TAMPA, Fla. - The fate of the dwarf seahorse species that calls Florida seagrass beds home is up in the air after all that oil spilled into the Gulf of Mexico this past summer. Experts say it will take time to figure out how the oil affects the population of these small, fragile creatures that live off Florida's shores.

Dr. Heather Masonjones, associate professor and chair of the biology department at the University of Tampa, says the big question for the seahorses is how the oil affected the seagrass beds that they call home.

"No seagrass, no seahorses.
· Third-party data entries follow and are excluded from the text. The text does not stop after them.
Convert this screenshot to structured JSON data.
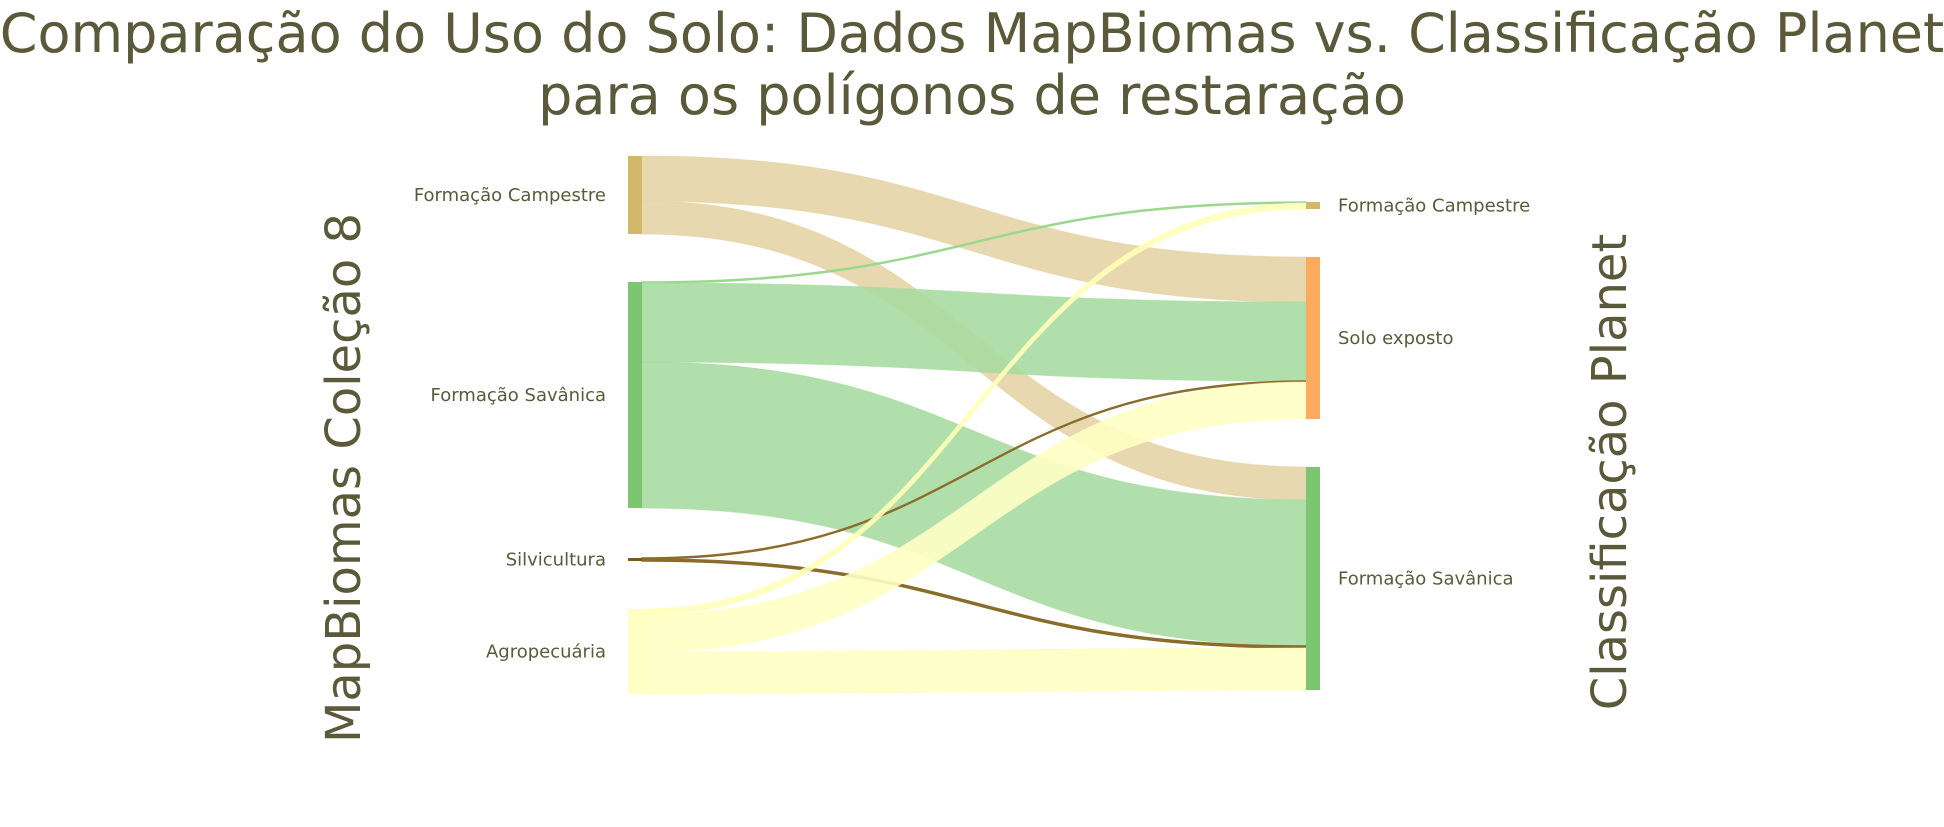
{
  "chart_data": {
    "type": "sankey",
    "title_lines": [
      "Comparação do Uso do Solo: Dados MapBiomas vs. Classificação Planet",
      "para os polígonos de restaração"
    ],
    "left_axis_label": "MapBiomas Coleção 8",
    "right_axis_label": "Classificação Planet",
    "source_nodes": [
      {
        "id": "s_campestre",
        "label": "Formação Campestre",
        "color": "#d4b86a"
      },
      {
        "id": "s_savanica",
        "label": "Formação Savânica",
        "color": "#7cc672"
      },
      {
        "id": "s_silvicultura",
        "label": "Silvicultura",
        "color": "#7a5a1a"
      },
      {
        "id": "s_agro",
        "label": "Agropecuária",
        "color": "#ffffc4"
      }
    ],
    "target_nodes": [
      {
        "id": "t_campestre",
        "label": "Formação Campestre",
        "color": "#d4b86a"
      },
      {
        "id": "t_solo",
        "label": "Solo exposto",
        "color": "#fbaa5e"
      },
      {
        "id": "t_savanica",
        "label": "Formação Savânica",
        "color": "#7cc672"
      }
    ],
    "links": [
      {
        "source": "s_campestre",
        "target": "t_solo",
        "value": 45,
        "color": "#e4d4a6"
      },
      {
        "source": "s_campestre",
        "target": "t_savanica",
        "value": 33,
        "color": "#e4d4a6"
      },
      {
        "source": "s_savanica",
        "target": "t_campestre",
        "value": 1,
        "color": "#9ad88e"
      },
      {
        "source": "s_savanica",
        "target": "t_solo",
        "value": 79,
        "color": "#a9dba2"
      },
      {
        "source": "s_savanica",
        "target": "t_savanica",
        "value": 146,
        "color": "#a9dba2"
      },
      {
        "source": "s_silvicultura",
        "target": "t_solo",
        "value": 1,
        "color": "#8a6d2a"
      },
      {
        "source": "s_silvicultura",
        "target": "t_savanica",
        "value": 2,
        "color": "#8a6d2a"
      },
      {
        "source": "s_agro",
        "target": "t_campestre",
        "value": 6,
        "color": "#ffffb8"
      },
      {
        "source": "s_agro",
        "target": "t_solo",
        "value": 37,
        "color": "#ffffc4"
      },
      {
        "source": "s_agro",
        "target": "t_savanica",
        "value": 42,
        "color": "#ffffc4"
      }
    ],
    "text_color": "#5a5a3a"
  }
}
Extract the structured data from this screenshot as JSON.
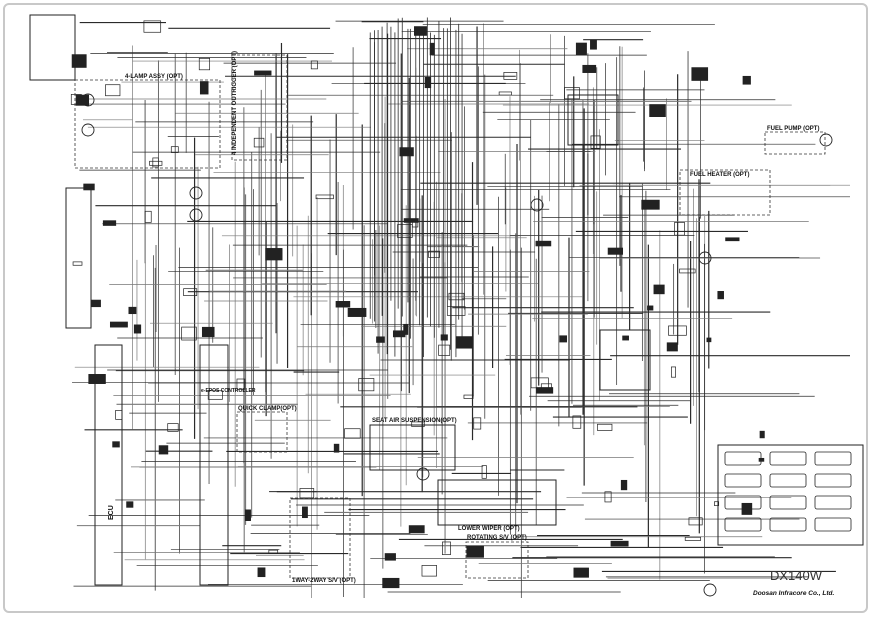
{
  "diagram": {
    "model": "DX140W",
    "manufacturer": "Doosan Infracore Co., Ltd.",
    "sections": {
      "four_lamp": "4-LAMP ASSY (OPT)",
      "outrigger": "4 INDEPENDENT OUTRIGGER (OPT)",
      "ecu": "ECU",
      "epos": "e-EPOS CONTROLLER",
      "quick_clamp": "QUICK CLAMP(OPT)",
      "seat_air": "SEAT AIR SUSPENSION(OPT)",
      "lower_wiper": "LOWER WIPER (OPT)",
      "rotating": "ROTATING S/V (OPT)",
      "oneway_twoway": "1WAY-2WAY S/V (OPT)",
      "fuel_heater": "FUEL HEATER (OPT)",
      "fuel_pump": "FUEL PUMP (OPT)"
    },
    "colors": {
      "wire": "#2a2a2a",
      "wire_light": "#777777",
      "frame": "#c8c8c8"
    }
  }
}
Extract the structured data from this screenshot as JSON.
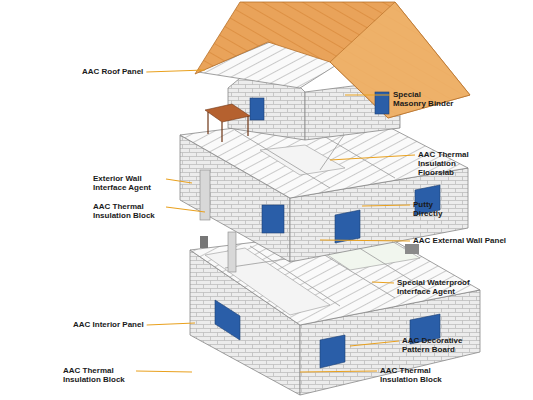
{
  "diagram": {
    "labels": [
      "AAC Roof Panel",
      "Special Masonry Binder",
      "AAC Thermal Insulation Floorslab",
      "Exterior Wall Interface Agent",
      "AAC Thermal Insulation Block",
      "Putty Directly",
      "AAC External Wall Panel",
      "Special Waterproof Interface Agent",
      "AAC Interior Panel",
      "AAC Decorative Pattern Board",
      "AAC Thermal Insulation Block",
      "AAC Thermal Insulation Block"
    ]
  }
}
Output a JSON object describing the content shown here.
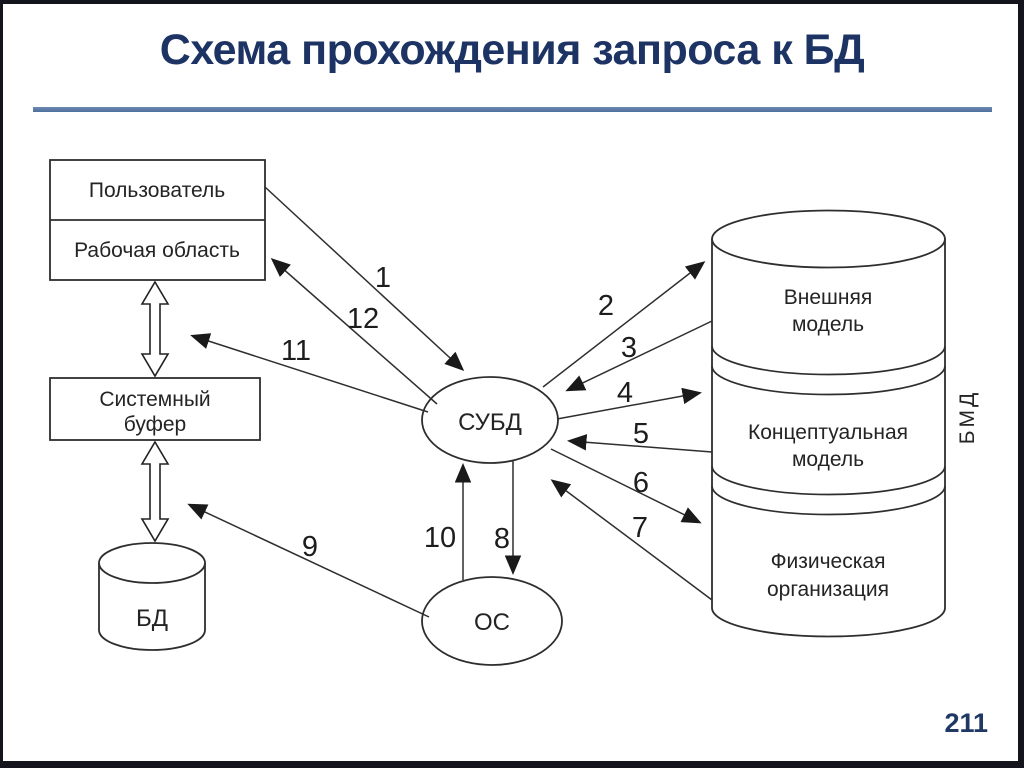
{
  "slide": {
    "title": "Схема прохождения запроса к БД",
    "page_number": "211"
  },
  "colors": {
    "title_text": "#1c3364",
    "rule": "#5b7ca8",
    "diagram_ink": "#2e2e2e"
  },
  "nodes": {
    "user": {
      "row1": "Пользователь",
      "row2": "Рабочая область"
    },
    "buffer": {
      "line1": "Системный",
      "line2": "буфер"
    },
    "db": {
      "label": "БД"
    },
    "dbms": {
      "label": "СУБД"
    },
    "os": {
      "label": "ОС"
    },
    "external": {
      "line1": "Внешняя",
      "line2": "модель"
    },
    "conceptual": {
      "line1": "Концептуальная",
      "line2": "модель"
    },
    "physical": {
      "line1": "Физическая",
      "line2": "организация"
    },
    "bmd": {
      "label": "БМД"
    }
  },
  "arrows": {
    "n1": "1",
    "n2": "2",
    "n3": "3",
    "n4": "4",
    "n5": "5",
    "n6": "6",
    "n7": "7",
    "n8": "8",
    "n9": "9",
    "n10": "10",
    "n11": "11",
    "n12": "12"
  }
}
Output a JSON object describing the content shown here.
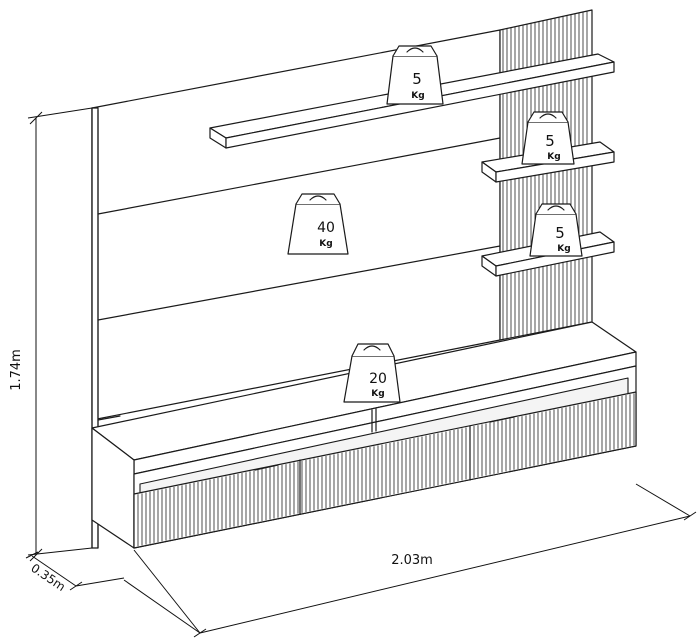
{
  "dimensions": {
    "height": "1.74m",
    "width": "2.03m",
    "depth": "0.35m"
  },
  "weights": [
    {
      "value": "5",
      "unit": "Kg"
    },
    {
      "value": "5",
      "unit": "Kg"
    },
    {
      "value": "5",
      "unit": "Kg"
    },
    {
      "value": "40",
      "unit": "Kg"
    },
    {
      "value": "20",
      "unit": "Kg"
    }
  ]
}
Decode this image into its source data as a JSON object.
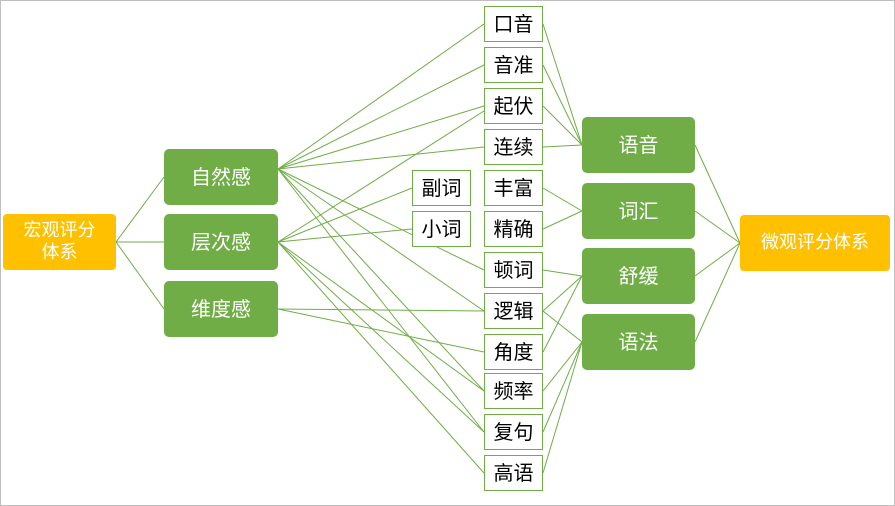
{
  "nodes": {
    "macro": "宏观评分\n体系",
    "micro": "微观评分体系",
    "ziran": "自然感",
    "cengci": "层次感",
    "weidu": "维度感",
    "kouyin": "口音",
    "yinzhun": "音准",
    "qifu": "起伏",
    "lianxu": "连续",
    "fengfu": "丰富",
    "jingque": "精确",
    "dunci": "顿词",
    "luoji": "逻辑",
    "jiaodu": "角度",
    "pinlv": "频率",
    "fuju": "复句",
    "gaoyu": "高语",
    "fuci": "副词",
    "xiaoci": "小词",
    "yuyin": "语音",
    "cihui": "词汇",
    "shuhuan": "舒缓",
    "yufa": "语法"
  },
  "colors": {
    "line": "#70ad47",
    "green_fill": "#70ad47",
    "orange_fill": "#ffc000"
  }
}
For this particular species, we have not found them associated very often with other ecosystems."

Masonjones says that if the oil acted as a shade, keeping light from penetrating the salt water, the grass that harbors the seahorses is threatened.

"Seagrass requires high levels of light to be able to photosynthesize and do the things seagrasses do to be able to grow and develop."

Those working to protect the seahorse fear their plight is flying under the radar as media attention has turned elsewhere. The group Defenders of Wildlife says there is an urgent need to investigate the conservation status of the dwarf seahorse in the wake of the tragedy, as well as the extent to which all seahorses in the Gulf of Mexico are being threatened.

Elizabeth Fleming of Defenders' Florida office says seahorses are extraordinary and unique creatures but unfortunately very little is known about how they may have been affected by the Deepwater Horizon oil spill.

"We won't know for some time to come about where the oil went and what the toxic effects are going to be, and even about the effects of all those dispersants that were applied."

Fleming says oil isn't the only problem for seahorses. She says they are threatened by fishing nets, collected for the aquarium trade and harvested for use in traditional Asian medicine.